In cammino verso il Golgota

=(Mt 27:31-38; Mr 15:20-28; Gv 19:16-24) Ga 3:13

- 23:26 Mentre lo portavano via, presero un certo Simone, di Cirene, che veniva dalla campagna, e gli misero addosso la croce perché la portasse dietro a Gesù.

- 23:27 Lo seguiva una gran folla di popolo e di donne che facevano cordoglio e lamento per lui.

- 23:28 Ma Gesù, voltatosi verso di loro, disse: «Figlie di Gerusalemme, non piangete per me, ma piangete per voi stesse e per i vostri figli.

- 23:29 Perché, ecco, i giorni vengono nei quali si dirà: "Beate le sterili, i grembi che non hanno partorito e le mammelle che non hanno allattato".

- 23:30 Allora cominceranno a dire ai monti: "Cadeteci addosso"; e ai colli: "Copriteci".

- 23:31 Perché se fanno questo al legno verde, che cosa sarà fatto al secco?»

- 23:32 Ora, altri due, malfattori, erano condotti per essere messi a morte insieme a lui.

La crocifissione di Gesù

=(Mt 27:39-44; Mr 15:29-32; Gv 19:25-27) Sl 22:6-18

- 23:33 Quando furono giunti al luogo detto «il Teschio», vi crocifissero lui e i malfattori, uno a destra e l'altro a sinistra.

- 23:34 [Gesù diceva: «Padre, perdona loro, perché non sanno quello che fanno».] Poi divisero le sue vesti, tirandole a sorte.

- 23:35 Il popolo stava a guardare. E anche i magistrati si beffavano di lui, dicendo: «Ha salvato altri, salvi sé stesso, se è il Cristo, l'Eletto di Dio

- 23:36 Pure i soldati lo schernivano, accostandosi, presentandogli dell'aceto e dicendo:

- 23:37 «Se tu sei il re dei Giudei, salva te stesso!»

- 23:38 Vi era anche questa iscrizione sopra il suo capo: QUESTO È IL RE DEI GIUDEI.

- 23:39 Uno dei malfattori appesi lo insultava, dicendo: «Non sei tu il Cristo? Salva te stesso e noi!»

- 23:40 Ma l'altro lo rimproverava, dicendo: «Non hai nemmeno timor di Dio, tu che ti trovi nel medesimo supplizio?

- 23:41 Per noi è giusto, perché riceviamo la pena che ci meritiamo per le nostre azioni; ma questi non ha fatto nulla di male».

- 23:42 E diceva: «Gesù, ricòrdati di me quando entrerai nel tuo regno!»

- 23:43 Gesù gli disse: «Io ti dico in verità che oggi tu sarai con me in paradiso».

Morte di Gesù

=(Mt 27:47-56; Mr 15:33-41; Gv 19:28-37) Is 53:5-12; Gv 1:29; Ro 5:6-8; 1P 2:24; Ap 1:5

- 23:44 Era circa l'ora sesta, e si fecero tenebre su tutto il paese fino all'ora nona;

- 23:45 il sole si oscurò. La cortina del tempio si squarciò nel mezzo.

- 23:46 Gesù, gridando a gran voce, disse: «Padre, nelle tue mani rimetto lo spirito mio». Detto questo, spirò.

- 23:47 Il centurione, veduto ciò che era accaduto, glorificava Dio dicendo: «Veramente, quest'uomo era giusto».

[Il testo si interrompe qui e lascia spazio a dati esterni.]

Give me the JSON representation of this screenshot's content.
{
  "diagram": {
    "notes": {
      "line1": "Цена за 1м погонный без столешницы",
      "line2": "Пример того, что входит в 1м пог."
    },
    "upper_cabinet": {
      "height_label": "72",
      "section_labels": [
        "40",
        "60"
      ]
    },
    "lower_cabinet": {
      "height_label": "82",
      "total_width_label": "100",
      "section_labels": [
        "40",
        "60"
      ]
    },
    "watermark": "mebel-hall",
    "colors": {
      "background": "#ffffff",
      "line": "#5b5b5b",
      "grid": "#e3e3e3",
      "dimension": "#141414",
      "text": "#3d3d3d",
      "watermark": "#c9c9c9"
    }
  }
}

- 23:48 E tutta la folla che assisteva a questo spettacolo, vedute le cose che erano accadute, se ne tornava battendosi il petto.

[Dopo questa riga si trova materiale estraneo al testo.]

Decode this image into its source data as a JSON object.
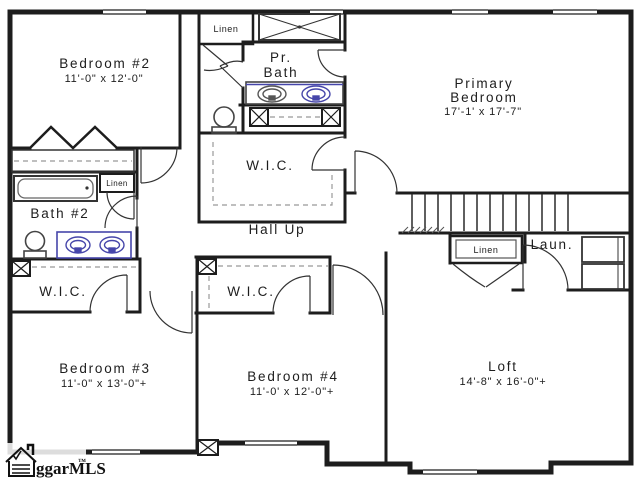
{
  "meta": {
    "type": "floor-plan",
    "background": "#ffffff",
    "wall_color": "#1d1d1d",
    "fixture_accent": "#4646aa"
  },
  "watermark": {
    "text": "ggarMLS",
    "tm": "™"
  },
  "rooms": {
    "bedroom2": {
      "label": "Bedroom #2",
      "dims": "11'-0\" x 12'-0\""
    },
    "primary_bedroom": {
      "line1": "Primary",
      "line2": "Bedroom",
      "dims": "17'-1' x 17'-7\""
    },
    "pr_bath": {
      "line1": "Pr.",
      "line2": "Bath"
    },
    "bath2": {
      "label": "Bath #2"
    },
    "wic_primary": {
      "label": "W.I.C."
    },
    "wic_bedroom3": {
      "label": "W.I.C."
    },
    "wic_bedroom4": {
      "label": "W.I.C."
    },
    "hall": {
      "label": "Hall Up"
    },
    "linen_top": {
      "label": "Linen"
    },
    "linen_bath2": {
      "label": "Linen"
    },
    "linen_hall": {
      "label": "Linen"
    },
    "laundry": {
      "label": "Laun."
    },
    "bedroom3": {
      "label": "Bedroom #3",
      "dims": "11'-0\" x 13'-0\"+"
    },
    "bedroom4": {
      "label": "Bedroom #4",
      "dims": "11'-0' x 12'-0\"+"
    },
    "loft": {
      "label": "Loft",
      "dims": "14'-8\" x 16'-0\"+"
    }
  }
}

- 23:49 Ma tutti i suoi conoscenti e le donne che lo avevano accompagnato dalla Galilea stavano a guardare queste cose da lontano.

Il seppellimento di Gesù

=(Mt 27:57-61; Mr 15:42-47; Gv 19:38-42)

- 23:50 C'era un uomo, di nome Giuseppe, che era membro del Consiglio, uomo giusto e buono,

- 23:51 il quale non aveva acconsentito alla deliberazione e all'operato degli altri. Egli era di Arimatea, città della Giudea, e aspettava il regno di Dio.

- 23:52 Si presentò a Pilato e chiese il corpo di Gesù.

- 23:53 E, trattolo giù dalla croce, lo avvolse in un lenzuolo e lo mise in una tomba scavata nella roccia, dove nessuno era ancora stato deposto.

- 23:54 Era il giorno della Preparazione, e stava per cominciare il sabato.

- 23:55 Le donne che erano venute con Gesù dalla Galilea, seguito Giuseppe, guardarono la tomba, e come vi era stato deposto il corpo di Gesù.

- 23:56 Poi, tornarono indietro e prepararono aromi e profumi. Durante il sabato si riposarono, secondo il comandamento.